損保ジャパンの「FACE展2016」でも優秀賞を受賞した三鑰彩音も入選しています。タイトルは「依存」です。モデルはFACE展作同様に若い女性。同じく顔のアップです。やや横を向いています。長くボリュームのある髪の毛は時に金色を交えては装飾的に広がっています。肌の質感も美しい。すました表情も魅惑的でした。


丹羽尚子(貴子)「ひとりごと」 1977年 第4回山種美術館賞展優秀賞

出品は入選作全点の40点。さらにあわせて過去の山種美術館賞の受賞作も展示しています。昭和46年から52年にかけて行われた第1回から第4回展の作品です。そちらは計12点でした。

審査風景を捉えた写真パネルや日本画の画材について紹介するコーナーもありました。ほか受賞作家のクロッキーや小下図も参照しています。
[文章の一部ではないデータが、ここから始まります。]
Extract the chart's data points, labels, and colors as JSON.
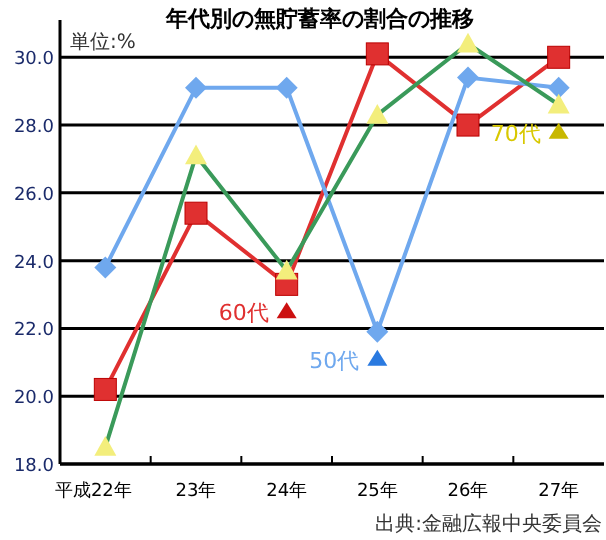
{
  "chart_data": {
    "type": "line",
    "title": "年代別の無貯蓄率の割合の推移",
    "categories": [
      "平成22年",
      "23年",
      "24年",
      "25年",
      "26年",
      "27年"
    ],
    "series": [
      {
        "name": "60代",
        "color": "#e03030",
        "marker": "square",
        "values": [
          20.2,
          25.4,
          23.3,
          30.1,
          28.0,
          30.0
        ]
      },
      {
        "name": "50代",
        "color": "#6fa8ee",
        "marker": "diamond",
        "values": [
          23.8,
          29.1,
          29.1,
          21.9,
          29.4,
          29.1
        ]
      },
      {
        "name": "70代",
        "color": "#3a9a5a",
        "colors": [
          "#f3ee7c",
          "#f3ee7c",
          "#f3ee7c",
          "#f3ee7c",
          "#f3ee7c",
          "#f3ee7c"
        ],
        "marker": "triangle",
        "values": [
          18.5,
          27.1,
          23.7,
          28.3,
          30.4,
          28.6
        ]
      }
    ],
    "ylim": [
      18,
      31.1
    ],
    "yticks": [
      {
        "value": 18,
        "label": "18.0"
      },
      {
        "value": 20,
        "label": "20.0"
      },
      {
        "value": 22,
        "label": "22.0"
      },
      {
        "value": 24,
        "label": "24.0"
      },
      {
        "value": 26,
        "label": "26.0"
      },
      {
        "value": 28,
        "label": "28.0"
      },
      {
        "value": 30,
        "label": "30.0"
      }
    ],
    "grid": "y",
    "annotations": [
      {
        "text": "単位:%"
      },
      {
        "text": "出典:金融広報中央委員会"
      }
    ]
  }
}
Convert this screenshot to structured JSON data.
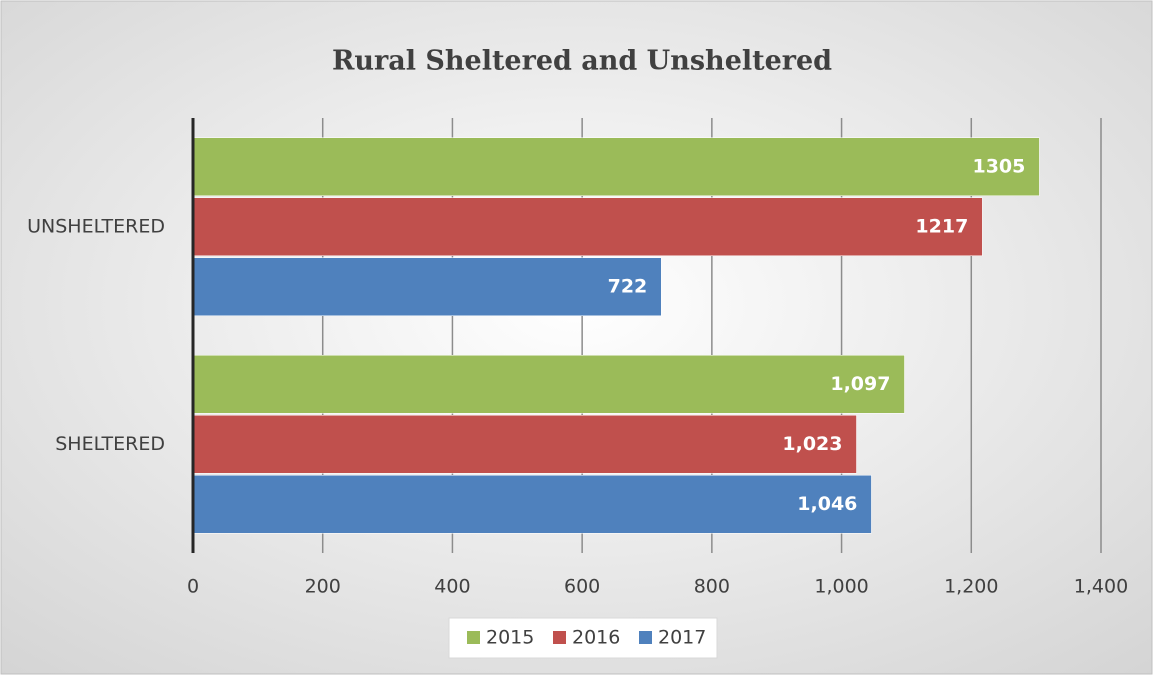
{
  "chart_data": {
    "type": "hbar",
    "title": "Rural Sheltered and Unsheltered",
    "categories": [
      "UNSHELTERED",
      "SHELTERED"
    ],
    "series": [
      {
        "name": "2015",
        "color": "#9bbb59",
        "values": [
          1305,
          1097
        ],
        "value_labels": [
          "1305",
          "1,097"
        ]
      },
      {
        "name": "2016",
        "color": "#c0504d",
        "values": [
          1217,
          1023
        ],
        "value_labels": [
          "1217",
          "1,023"
        ]
      },
      {
        "name": "2017",
        "color": "#4f81bd",
        "values": [
          722,
          1046
        ],
        "value_labels": [
          "722",
          "1,046"
        ]
      }
    ],
    "xlim": [
      0,
      1400
    ],
    "xticks": [
      0,
      200,
      400,
      600,
      800,
      {
        "value": 1000,
        "label": "1,000"
      },
      {
        "value": 1200,
        "label": "1,200"
      },
      {
        "value": 1400,
        "label": "1,400"
      }
    ],
    "grid": true,
    "legend": "bottom"
  }
}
独特な瑞々しい質感表現に長けた作品が目立ちました。繊細で豊かな画肌のニュアンス。図版では分からない魅力は確かに存在します。

間もなく会期末です。6月26日まで開催されています。

「Seed 山種美術館 日本画アワード 2016」 山種美術館@yamatanemuseum
会期:5月31日(火)~6月26日(日)
休館:月曜日。
時間:10:00~17:00 *入館は16時半まで。
料金:一般700(500)円、大・高生500(300)円、中学生以下無料。
 *( )内は20名以上の団体料金。
 *きもの割引:きもので来館すると団体割引料金を適用。
住所:渋谷区広尾3-12-36
交通:JR恵比寿駅西口・東京メトロ日比谷線恵比寿駅2番出口より徒歩約10分。恵比寿駅前より都バス学06番「日赤医療センター前」行きに乗車、「広尾高校前」下車。